To feel like a Jewish family together in a public space, only a few weeks before potentially polarizing elections, that qualifies as my first Hanukkah miracle of the festival.
December 4, 2014 by Avi Staiman
I enjoy my trips to the supermarket in the small industrial zone tucked away on one of the slopping hills of the northeastern suburb of Jerusalem, Maale Adumim. Aside from the thrilling search for the latest sales, the occasional who-was-in-line-first shouting match at the deli counter, or the short prayer that they stocked my daughter’s diaper size, there is an encounter I look forward to every time I walk through the doors. And it has nothing to do with shopping.
In this suburban “West Bank” city, the largest shopping market, Rami Levi (Jewish owned), employs a large number of Palestinian Arabs in positions ranging from bag boys to directing managers. The staff comes from the neighboring towns of Issawyia, Azzariah, Jahalin and other smaller villages in the vicinity.
My bi-monthly trip is one of the rare opportunities I have to interact with the men and women who live one town over (across the street in some cases). The encounter is brief and light, but it’s also real, ordinary and spontaneous. And while asking where the tomato sauce has been moved to, can hardly be considered peace talks, it is a real interaction that leaves me wanting more.
As I step into line at my favorite checkout counter and approach the Arab cashier, my mind starts to spit out unfiltered questions: What does he think of me? What do I think of him? Am I justified in being cautious and wary in his company? Does he fear me for something that has happened to him or someone he knows? Is he thinking about the same questions that I’m thinking about?
However, as time passes I realize that I am asking myself the wrong questions. The question I should be asking myself is not what we are thinking, but rather how can we can go about changing how we think and the impressions that we make.
So with my best ahlan (Arabic for hello), a warm smile and a little extra chit chat than my norm, I pass through the queue hoping that I have somehow left an impression. While I wouldn’t go as far as calling my supermarket a model for co-existence, it is the most real, natural and consistent chance I have for real interaction with the so-called “other side”.

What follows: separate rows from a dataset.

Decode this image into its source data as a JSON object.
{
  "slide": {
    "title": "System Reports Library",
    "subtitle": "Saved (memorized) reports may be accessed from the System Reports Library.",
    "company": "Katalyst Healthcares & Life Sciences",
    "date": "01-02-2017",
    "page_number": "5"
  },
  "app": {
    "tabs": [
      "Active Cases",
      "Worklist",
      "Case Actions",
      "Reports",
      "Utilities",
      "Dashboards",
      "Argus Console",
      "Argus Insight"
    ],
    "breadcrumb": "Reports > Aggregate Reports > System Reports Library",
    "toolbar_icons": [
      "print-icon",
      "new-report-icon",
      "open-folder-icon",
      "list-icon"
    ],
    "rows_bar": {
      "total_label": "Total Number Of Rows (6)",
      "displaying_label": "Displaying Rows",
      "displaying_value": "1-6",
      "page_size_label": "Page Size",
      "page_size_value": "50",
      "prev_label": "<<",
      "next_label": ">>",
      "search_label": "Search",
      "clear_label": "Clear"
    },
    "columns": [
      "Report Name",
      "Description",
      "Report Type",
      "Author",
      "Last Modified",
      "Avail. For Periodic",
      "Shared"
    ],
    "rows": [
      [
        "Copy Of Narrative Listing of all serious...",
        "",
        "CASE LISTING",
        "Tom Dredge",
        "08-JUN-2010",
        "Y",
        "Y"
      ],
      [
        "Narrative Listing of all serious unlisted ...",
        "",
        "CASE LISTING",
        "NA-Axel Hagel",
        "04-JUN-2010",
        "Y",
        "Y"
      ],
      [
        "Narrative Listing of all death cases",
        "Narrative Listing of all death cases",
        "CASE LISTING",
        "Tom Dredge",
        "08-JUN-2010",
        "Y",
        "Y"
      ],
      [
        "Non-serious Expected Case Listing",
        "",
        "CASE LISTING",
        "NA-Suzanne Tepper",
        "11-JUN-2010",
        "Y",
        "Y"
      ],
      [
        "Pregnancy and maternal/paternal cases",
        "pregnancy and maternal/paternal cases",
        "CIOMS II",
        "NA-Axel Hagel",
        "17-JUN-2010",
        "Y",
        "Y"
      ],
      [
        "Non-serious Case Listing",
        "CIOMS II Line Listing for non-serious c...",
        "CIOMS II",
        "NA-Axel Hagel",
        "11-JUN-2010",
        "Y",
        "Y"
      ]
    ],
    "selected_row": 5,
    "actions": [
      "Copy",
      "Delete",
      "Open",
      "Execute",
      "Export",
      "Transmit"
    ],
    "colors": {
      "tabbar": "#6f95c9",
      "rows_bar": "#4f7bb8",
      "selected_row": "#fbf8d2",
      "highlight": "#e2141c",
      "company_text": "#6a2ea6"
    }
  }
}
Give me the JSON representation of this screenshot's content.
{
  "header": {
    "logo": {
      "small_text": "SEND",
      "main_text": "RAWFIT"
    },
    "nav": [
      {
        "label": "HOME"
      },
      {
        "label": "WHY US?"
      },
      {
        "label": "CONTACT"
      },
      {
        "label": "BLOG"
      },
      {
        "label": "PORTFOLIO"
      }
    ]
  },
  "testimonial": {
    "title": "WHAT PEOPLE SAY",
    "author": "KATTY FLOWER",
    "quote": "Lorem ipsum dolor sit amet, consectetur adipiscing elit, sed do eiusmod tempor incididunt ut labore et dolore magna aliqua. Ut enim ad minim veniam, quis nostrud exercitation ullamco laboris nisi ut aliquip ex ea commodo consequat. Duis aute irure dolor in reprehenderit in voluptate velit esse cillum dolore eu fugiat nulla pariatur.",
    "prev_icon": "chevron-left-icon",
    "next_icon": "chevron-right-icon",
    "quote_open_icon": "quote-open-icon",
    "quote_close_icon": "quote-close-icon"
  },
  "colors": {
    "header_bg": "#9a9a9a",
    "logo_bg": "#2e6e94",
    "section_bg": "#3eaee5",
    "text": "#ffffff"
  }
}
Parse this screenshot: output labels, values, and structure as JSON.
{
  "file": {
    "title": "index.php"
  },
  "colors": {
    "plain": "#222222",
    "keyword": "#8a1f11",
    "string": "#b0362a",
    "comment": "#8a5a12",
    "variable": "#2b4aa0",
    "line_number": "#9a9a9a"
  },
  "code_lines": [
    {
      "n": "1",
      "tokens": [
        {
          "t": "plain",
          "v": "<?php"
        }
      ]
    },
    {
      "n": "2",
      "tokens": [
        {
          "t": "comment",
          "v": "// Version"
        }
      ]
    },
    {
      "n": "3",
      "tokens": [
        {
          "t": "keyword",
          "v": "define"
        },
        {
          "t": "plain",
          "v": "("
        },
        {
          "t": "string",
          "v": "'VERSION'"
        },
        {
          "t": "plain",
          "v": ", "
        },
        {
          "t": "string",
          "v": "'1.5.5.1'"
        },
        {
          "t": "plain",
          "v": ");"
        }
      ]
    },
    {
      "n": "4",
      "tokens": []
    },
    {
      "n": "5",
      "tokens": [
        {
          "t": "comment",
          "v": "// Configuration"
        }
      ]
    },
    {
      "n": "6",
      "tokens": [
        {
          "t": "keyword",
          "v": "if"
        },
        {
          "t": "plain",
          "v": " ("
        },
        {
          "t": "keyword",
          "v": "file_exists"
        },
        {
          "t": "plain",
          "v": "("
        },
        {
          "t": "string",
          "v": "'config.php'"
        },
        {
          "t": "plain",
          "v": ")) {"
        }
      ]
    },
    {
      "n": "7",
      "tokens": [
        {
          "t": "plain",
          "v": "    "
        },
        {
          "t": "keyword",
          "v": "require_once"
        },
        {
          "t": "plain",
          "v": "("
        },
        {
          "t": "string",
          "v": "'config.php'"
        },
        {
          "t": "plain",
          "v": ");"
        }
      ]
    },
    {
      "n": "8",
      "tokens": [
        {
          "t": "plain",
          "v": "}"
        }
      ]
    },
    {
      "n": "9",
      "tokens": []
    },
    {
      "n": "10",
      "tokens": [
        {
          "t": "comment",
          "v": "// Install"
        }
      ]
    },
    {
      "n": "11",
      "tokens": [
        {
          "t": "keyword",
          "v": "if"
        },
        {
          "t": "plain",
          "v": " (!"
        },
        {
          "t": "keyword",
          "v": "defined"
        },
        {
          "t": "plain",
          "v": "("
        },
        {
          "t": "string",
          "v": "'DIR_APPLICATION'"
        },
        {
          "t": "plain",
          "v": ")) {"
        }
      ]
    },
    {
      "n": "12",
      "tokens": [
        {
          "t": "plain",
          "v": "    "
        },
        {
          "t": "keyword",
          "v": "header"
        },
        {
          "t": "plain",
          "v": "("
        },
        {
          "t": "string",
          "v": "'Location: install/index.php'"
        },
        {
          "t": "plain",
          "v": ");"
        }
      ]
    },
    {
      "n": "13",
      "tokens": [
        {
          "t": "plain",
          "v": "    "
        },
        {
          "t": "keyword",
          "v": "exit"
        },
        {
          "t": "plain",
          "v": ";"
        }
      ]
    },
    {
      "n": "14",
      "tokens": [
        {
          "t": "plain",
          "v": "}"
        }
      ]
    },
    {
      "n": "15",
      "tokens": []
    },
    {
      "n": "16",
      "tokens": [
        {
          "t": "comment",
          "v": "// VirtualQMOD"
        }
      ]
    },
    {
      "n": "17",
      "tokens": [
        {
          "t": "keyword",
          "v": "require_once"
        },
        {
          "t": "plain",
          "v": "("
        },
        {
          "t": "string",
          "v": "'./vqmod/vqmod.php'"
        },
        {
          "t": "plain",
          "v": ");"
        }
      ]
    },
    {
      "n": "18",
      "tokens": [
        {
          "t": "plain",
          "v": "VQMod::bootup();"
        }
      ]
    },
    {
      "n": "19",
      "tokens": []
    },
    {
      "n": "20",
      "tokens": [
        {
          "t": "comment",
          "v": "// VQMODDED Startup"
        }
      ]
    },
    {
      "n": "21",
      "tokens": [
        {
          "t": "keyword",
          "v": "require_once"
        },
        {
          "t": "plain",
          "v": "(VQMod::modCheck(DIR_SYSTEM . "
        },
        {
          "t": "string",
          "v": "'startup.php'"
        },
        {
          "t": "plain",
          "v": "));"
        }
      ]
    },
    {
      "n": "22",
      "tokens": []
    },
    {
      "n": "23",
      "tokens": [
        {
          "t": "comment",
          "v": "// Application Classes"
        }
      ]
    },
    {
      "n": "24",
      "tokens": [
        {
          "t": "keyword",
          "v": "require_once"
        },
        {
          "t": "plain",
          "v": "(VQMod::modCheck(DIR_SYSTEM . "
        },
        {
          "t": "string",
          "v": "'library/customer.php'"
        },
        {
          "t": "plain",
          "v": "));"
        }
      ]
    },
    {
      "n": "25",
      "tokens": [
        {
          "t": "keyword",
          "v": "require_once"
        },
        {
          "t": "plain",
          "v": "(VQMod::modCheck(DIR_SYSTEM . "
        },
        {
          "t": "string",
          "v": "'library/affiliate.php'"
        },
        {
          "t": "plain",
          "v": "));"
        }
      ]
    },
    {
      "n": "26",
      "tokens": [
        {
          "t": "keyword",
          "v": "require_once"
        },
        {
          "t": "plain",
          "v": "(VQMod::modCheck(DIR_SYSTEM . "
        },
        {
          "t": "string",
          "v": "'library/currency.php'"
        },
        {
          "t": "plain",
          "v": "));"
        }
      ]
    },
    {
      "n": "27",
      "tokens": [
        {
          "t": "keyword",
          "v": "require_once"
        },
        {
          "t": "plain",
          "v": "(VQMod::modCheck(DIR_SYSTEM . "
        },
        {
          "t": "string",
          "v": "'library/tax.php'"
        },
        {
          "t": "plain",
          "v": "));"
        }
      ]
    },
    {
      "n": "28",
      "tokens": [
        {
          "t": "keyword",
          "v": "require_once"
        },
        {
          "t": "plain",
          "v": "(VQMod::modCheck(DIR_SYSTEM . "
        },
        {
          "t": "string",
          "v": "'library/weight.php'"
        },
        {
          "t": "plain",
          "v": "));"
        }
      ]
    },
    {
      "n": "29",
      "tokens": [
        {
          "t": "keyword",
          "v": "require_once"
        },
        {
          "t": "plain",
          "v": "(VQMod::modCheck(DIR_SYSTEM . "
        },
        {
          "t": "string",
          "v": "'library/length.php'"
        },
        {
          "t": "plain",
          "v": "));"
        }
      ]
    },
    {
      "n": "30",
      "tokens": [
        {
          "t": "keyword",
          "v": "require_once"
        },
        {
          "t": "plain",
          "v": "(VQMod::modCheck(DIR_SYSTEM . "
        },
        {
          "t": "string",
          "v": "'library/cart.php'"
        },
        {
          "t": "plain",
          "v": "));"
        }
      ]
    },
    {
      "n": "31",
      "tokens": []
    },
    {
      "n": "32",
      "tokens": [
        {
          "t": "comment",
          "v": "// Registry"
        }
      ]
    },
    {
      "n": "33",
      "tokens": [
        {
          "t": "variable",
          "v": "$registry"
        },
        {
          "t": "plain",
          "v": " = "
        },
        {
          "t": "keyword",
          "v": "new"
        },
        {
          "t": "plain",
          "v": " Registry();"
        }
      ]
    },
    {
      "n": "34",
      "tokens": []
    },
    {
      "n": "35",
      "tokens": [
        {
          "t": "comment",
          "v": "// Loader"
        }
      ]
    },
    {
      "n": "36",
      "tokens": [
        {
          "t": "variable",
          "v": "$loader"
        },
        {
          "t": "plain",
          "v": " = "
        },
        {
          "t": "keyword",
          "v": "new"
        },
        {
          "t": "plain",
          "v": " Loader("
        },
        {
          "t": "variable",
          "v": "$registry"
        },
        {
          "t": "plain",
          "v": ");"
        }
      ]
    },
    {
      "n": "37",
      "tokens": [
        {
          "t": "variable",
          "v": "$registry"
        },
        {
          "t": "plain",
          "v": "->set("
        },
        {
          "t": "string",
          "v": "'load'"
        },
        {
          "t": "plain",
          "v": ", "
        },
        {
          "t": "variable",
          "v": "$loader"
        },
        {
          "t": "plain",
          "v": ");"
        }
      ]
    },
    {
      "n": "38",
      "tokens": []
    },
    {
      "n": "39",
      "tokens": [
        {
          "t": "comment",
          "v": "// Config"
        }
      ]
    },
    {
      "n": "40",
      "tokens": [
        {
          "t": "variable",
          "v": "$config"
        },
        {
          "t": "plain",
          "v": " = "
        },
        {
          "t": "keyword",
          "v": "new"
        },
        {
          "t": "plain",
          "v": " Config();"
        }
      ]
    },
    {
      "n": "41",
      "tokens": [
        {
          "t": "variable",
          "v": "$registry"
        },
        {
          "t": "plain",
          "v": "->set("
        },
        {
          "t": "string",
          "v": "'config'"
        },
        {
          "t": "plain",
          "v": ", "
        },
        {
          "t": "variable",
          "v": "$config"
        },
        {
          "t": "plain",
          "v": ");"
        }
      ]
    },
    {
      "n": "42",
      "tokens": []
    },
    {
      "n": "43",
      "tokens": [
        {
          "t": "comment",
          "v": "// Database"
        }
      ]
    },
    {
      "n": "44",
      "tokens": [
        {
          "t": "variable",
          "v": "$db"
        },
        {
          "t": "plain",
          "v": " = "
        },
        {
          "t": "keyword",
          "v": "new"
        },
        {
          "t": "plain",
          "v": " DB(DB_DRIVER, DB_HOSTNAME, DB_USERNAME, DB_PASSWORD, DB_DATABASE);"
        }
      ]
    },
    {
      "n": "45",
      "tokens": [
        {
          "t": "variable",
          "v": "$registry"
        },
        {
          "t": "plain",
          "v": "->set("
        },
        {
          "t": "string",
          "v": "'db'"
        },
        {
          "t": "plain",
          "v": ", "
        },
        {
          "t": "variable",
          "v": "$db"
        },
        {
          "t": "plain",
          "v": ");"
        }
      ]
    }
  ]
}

Last night, I drove to my supermarket for a different reason. A close friend of mine had been caught hours earlier with his two year old daughter at the store in the thick of a stabbing attack, where a terrorist went on a stabbing rampage and two individuals were hospitalized with upper body wounds. My friend hurriedly fled the scene, jumping into a car with a stranger to flee the mayhem.
Upon bringing him to the supermarket to pick up his car that he left behind, he showed me how he managed to run out the back exit, and maneuver himself and his daughter over an eight-foot-high steel fence to protect them both and bring them to safety.
Having rehashed the scenario to me and wanting to be home with his family, my friend hopped into his car and drove away. Once there, I figured I may as well pick up a few items we needed at home. Walking through the doors into the store, which had been freshly mopped from the blood on the floors, there was a palpable tension in the air. Shoppers and staff alike seemed on edge, calculating their actions and weighing their words.
So I did the only thing I could: I picked up my groceries, stood in line, smiled and chatted with my cashier, and drove home.
My friends to the right will tell me that last night’s incident proves that my desire for interaction is naive and dangerous, while my friends to the left will say that I have no business being there in the first place. However, I still believe that my supermarket is exactly where I am supposed to be.